The guardrail crash absorbing assembly according to Claim 1 wherein said cutting tooth (50) additionally includes a cutting tooth mounting portion including a base positioned between said traffic side slider (42) and said inside slider (36) and a mounting stud (64) connected to said traffic side slider (42).
The guardrail crash absorbing assembly of Claim 2 wherein said mounting stud (64) has a threaded end portion (66) connected to said traffic side slider (42) by a threaded fastener.
The guardrail crash absorbing assembly according to Claim 3 wherein said mounting stud (64) includes a shoulder portion between said base and said threaded portion (66) for preventing over tightening of said threaded fastener and allowing the cutting tooth (50) to operate as a caster.
The guardrail crash absorbing assembly according to Claim 4 wherein said cutting surface (72) extends at an angle from the base to said hook structure (56).
The guardrail crash absorbing assembly according to Claim 5 wherein the cutting surface (72) and said hook structure (56) are offset from the mounting stud (64).

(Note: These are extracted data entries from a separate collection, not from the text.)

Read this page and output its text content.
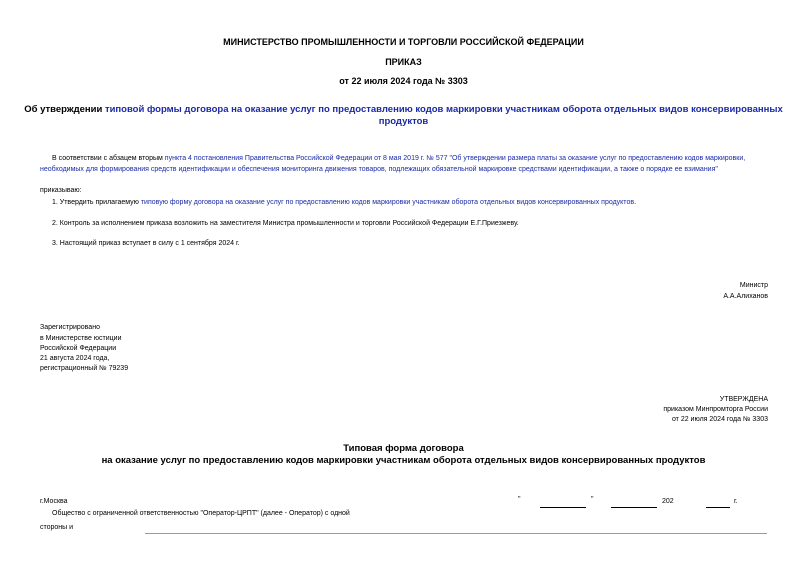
МИНИСТЕРСТВО ПРОМЫШЛЕННОСТИ И ТОРГОВЛИ РОССИЙСКОЙ ФЕДЕРАЦИИ
ПРИКАЗ
от 22 июля 2024 года № 3303
Об утверждении типовой формы договора на оказание услуг по предоставлению кодов маркировки участникам оборота отдельных видов консервированных
продуктов
В соответствии с абзацем вторым пункта 4 постановления Правительства Российской Федерации от 8 мая 2019 г. № 577 "Об утверждении размера платы за оказание услуг по предоставлению кодов маркировки,
необходимых для формирования средств идентификации и обеспечения мониторинга движения товаров, подлежащих обязательной маркировке средствами идентификации, а также о порядке ее взимания"
приказываю:
1. Утвердить прилагаемую типовую форму договора на оказание услуг по предоставлению кодов маркировки участникам оборота отдельных видов консервированных продуктов.
2. Контроль за исполнением приказа возложить на заместителя Министра промышленности и торговли Российской Федерации Е.Г.Приезжеву.
3. Настоящий приказ вступает в силу с 1 сентября 2024 г.
Министр
А.А.Алиханов
Зарегистрировано
в Министерстве юстиции
Российской Федерации
21 августа 2024 года,
регистрационный № 79239
УТВЕРЖДЕНА
приказом Минпромторга России
от 22 июля 2024 года № 3303
Типовая форма договора
на оказание услуг по предоставлению кодов маркировки участникам оборота отдельных видов консервированных продуктов
г.Москва	"	"	202	г.
Общество с ограниченной ответственностью "Оператор-ЦРПТ" (далее - Оператор) с одной
стороны и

The guardrail crash absorbing assembly according to Claim 1 wherein said traffic side slider (42) includes a sloped rear section (44) for preventing vehicles from snagging on a lip of the upstream rail panel (10) during a reverse vehicle impact.
The guardrail crash absorbing assembly according to Claim 1 additionally including at least one tension cable (30) and wherein said inside slider (36) includes a bracket structure (38) receiving and retaining said at least one tension cable (30).

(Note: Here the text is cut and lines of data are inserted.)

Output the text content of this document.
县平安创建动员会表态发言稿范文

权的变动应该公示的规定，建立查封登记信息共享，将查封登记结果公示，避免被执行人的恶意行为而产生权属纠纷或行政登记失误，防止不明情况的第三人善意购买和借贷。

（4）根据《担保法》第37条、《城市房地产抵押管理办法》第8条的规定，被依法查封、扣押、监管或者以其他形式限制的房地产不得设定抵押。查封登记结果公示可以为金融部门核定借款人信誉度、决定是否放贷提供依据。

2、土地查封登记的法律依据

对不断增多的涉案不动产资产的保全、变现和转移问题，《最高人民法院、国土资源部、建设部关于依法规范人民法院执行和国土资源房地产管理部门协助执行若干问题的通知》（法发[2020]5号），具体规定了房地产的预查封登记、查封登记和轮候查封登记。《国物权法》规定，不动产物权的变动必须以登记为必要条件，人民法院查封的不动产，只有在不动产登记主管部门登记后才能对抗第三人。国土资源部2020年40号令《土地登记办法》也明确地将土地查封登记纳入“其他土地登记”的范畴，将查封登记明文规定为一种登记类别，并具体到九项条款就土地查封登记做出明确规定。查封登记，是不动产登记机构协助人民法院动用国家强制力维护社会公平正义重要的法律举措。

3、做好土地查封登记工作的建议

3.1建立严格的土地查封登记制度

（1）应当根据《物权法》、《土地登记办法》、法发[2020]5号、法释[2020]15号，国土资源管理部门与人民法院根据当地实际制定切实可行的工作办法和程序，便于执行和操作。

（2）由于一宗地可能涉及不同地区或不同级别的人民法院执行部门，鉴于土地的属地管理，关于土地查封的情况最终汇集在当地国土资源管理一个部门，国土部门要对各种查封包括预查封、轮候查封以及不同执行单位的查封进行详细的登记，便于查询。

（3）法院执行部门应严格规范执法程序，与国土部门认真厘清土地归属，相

The guardrail crash absorbing assembly according to Claim 1 additionally including a rear side slider (46) mounted to the traffic side slider (42), said hook structure (56) hooking onto said rear side slider (46).
The guardrail crash absorbing assembly according to Claim 9 wherein said rear side slider (46) defines an opening through which said cutting tooth portion (52) projects.
The guardrail crash absorbing assembly according to Claim 9 wherein support posts having blockouts support the rail panels (10, 16), the rear side slider (46) operable to break one or more of the blockouts or the blockout connection to the rail during head-on impact, increase stability at the panel joint and prevent spearing of an impacting vehicle.
The guardrail crash absorbing assembly according to Claim 10 wherein said rear side slider (46) is cooperable with said cutting tooth (50) and said inside slider (36) to prevent separation of the upstream rail panel (10), downstream rail panel (16) and friction slider at the panel joint during a redirective vehicle impact on the guardrail crash absorbing assembly.
The guardrail crash absorbing assembly according to Claim 1 wherein said cutting surface (72) is defined by spaced parallel cutting edges resulting in a shear cut formation of a continuous strip (76) from said downstream rail panel (16).
The guardrail crash absorbing assembly according to Claim 13 wherein said cutting tooth (50) is configured to form said continuous strip (76) into a coiled configuration.